Marcel Winatschek

Astronaut Complex

Here’s what I think I figured out about twenty years ago and have been pretending not to know since: most of what guys do, they do trying to get laid, or married, or noticed by someone they want to get laid or married to. Everything else is just the architecture we build around that core fact.

You know the professions we’re supposed to want, the ones that supposedly make you attractive? Doctor, lawyer, firefighter, cop. They’ve got status. They’ve got uniforms. They’ve got the promise of financial security or heroic virtue or both. And I get it—those are good reasons to want to be those things. Except they’re not really the reasons. The reason is always the same. We think being a doctor will make someone want us. We think rescuing people from a fire will make someone want us. We think having a badge and a gun will make someone want us.

But somewhere in the haze of male fantasy, someone realized there’s one profession that beats all of them. Astronaut. These are guys who don’t just help people or look impressive in uniform. They literally leave the planet. They go to space. They’re not bound by anything down here anymore. And apparently, to the female imagination anyway, that’s the hottest thing a man can possibly be.

You see it in every movie that matters. In Armageddon, the astronaut gets the girl—gets Liv Tyler, no less. In Mass Effect, the astronaut seduces literal aliens. In Toy Story, Buzz Lightyear, who’s basically an astronaut, is the guy every toy wants to be around.
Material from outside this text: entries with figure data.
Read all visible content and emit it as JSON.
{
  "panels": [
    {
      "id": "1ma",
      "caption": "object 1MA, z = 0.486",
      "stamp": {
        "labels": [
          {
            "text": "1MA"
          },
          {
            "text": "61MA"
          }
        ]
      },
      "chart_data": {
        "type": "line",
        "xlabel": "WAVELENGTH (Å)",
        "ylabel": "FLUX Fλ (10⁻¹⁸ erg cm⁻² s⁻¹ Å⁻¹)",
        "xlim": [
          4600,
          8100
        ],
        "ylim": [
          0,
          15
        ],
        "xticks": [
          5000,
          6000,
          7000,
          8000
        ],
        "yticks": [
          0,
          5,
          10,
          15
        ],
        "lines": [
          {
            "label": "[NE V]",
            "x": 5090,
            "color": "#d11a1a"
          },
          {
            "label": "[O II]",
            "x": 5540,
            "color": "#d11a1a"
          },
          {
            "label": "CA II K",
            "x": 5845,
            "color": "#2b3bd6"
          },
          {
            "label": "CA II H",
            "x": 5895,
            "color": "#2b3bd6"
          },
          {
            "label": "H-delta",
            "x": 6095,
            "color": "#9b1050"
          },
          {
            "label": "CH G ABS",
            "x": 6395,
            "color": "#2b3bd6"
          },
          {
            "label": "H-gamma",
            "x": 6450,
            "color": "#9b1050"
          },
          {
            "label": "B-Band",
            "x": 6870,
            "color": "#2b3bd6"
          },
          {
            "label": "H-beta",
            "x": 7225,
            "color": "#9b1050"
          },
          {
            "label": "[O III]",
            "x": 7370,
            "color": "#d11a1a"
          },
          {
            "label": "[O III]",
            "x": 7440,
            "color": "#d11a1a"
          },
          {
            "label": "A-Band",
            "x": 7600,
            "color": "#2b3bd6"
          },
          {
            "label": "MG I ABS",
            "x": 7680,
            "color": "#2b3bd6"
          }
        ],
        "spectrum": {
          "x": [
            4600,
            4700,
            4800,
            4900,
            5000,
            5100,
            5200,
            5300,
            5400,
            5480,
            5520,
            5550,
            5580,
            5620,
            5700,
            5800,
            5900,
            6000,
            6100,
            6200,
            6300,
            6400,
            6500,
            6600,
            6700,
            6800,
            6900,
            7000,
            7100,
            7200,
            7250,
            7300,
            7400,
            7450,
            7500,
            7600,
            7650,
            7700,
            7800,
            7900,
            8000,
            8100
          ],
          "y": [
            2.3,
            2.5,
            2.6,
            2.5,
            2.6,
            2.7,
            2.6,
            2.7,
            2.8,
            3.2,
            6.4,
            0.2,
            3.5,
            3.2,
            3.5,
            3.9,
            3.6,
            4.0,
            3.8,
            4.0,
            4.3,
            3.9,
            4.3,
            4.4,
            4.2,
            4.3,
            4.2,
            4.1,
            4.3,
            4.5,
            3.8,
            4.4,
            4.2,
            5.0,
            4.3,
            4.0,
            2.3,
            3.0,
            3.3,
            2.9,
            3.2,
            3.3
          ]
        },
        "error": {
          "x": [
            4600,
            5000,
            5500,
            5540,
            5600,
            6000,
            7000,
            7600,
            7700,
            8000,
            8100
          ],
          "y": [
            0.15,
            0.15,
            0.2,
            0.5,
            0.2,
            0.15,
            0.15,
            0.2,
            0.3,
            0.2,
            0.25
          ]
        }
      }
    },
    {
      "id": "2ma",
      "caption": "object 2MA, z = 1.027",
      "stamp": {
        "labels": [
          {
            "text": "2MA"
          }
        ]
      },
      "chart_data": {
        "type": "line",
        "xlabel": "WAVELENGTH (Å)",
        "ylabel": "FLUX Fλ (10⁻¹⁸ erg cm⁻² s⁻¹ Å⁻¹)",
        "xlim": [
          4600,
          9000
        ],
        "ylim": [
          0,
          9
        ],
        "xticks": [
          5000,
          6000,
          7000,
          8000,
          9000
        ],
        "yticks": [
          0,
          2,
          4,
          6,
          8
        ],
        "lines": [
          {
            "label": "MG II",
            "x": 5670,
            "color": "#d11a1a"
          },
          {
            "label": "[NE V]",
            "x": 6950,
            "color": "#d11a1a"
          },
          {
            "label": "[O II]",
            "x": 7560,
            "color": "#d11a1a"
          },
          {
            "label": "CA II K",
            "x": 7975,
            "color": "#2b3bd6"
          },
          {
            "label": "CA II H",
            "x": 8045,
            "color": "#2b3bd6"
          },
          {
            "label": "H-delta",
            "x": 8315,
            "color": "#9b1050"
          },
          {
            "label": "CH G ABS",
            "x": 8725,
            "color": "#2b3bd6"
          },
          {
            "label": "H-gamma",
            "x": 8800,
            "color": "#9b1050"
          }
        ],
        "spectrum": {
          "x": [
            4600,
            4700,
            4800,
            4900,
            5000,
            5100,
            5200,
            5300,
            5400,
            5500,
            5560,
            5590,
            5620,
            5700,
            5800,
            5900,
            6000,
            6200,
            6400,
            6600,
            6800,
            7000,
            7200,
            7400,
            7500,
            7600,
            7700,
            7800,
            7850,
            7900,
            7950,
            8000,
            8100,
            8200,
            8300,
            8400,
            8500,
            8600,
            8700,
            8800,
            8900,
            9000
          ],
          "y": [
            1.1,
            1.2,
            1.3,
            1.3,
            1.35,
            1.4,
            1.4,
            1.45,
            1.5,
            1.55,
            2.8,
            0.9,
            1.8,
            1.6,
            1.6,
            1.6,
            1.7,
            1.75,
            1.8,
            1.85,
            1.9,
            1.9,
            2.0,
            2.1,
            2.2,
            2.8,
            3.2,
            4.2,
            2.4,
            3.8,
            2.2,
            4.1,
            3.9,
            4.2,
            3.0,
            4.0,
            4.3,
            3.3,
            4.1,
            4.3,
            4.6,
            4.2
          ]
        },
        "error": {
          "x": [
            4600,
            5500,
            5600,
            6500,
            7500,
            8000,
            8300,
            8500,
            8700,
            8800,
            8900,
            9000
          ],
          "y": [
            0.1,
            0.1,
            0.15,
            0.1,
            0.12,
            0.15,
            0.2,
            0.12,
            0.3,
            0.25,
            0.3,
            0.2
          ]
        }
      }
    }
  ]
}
The astronaut doesn’t have to prove himself. He’s already beyond all the normal hierarchies. He’s already won.

So that’s what we’re actually chasing, I think. Not the job itself, but what the job represents—transcendence, otherness, the confidence that comes from having already been somewhere no one else has. The astronaut is the fantasy because he’s the one who doesn’t care what anyone down here thinks. He’s already been somewhere better.

Which is funny because most of us will never be astronauts. Most of us will stay on the ground—designers, writers, teachers, insurance adjusters, whatever. And we’ll spend our whole lives trying to become the thing we think will make us attractive, knowing the whole time that we’re lying to ourselves. That’s the joke. That’s the trap. That’s being a guy.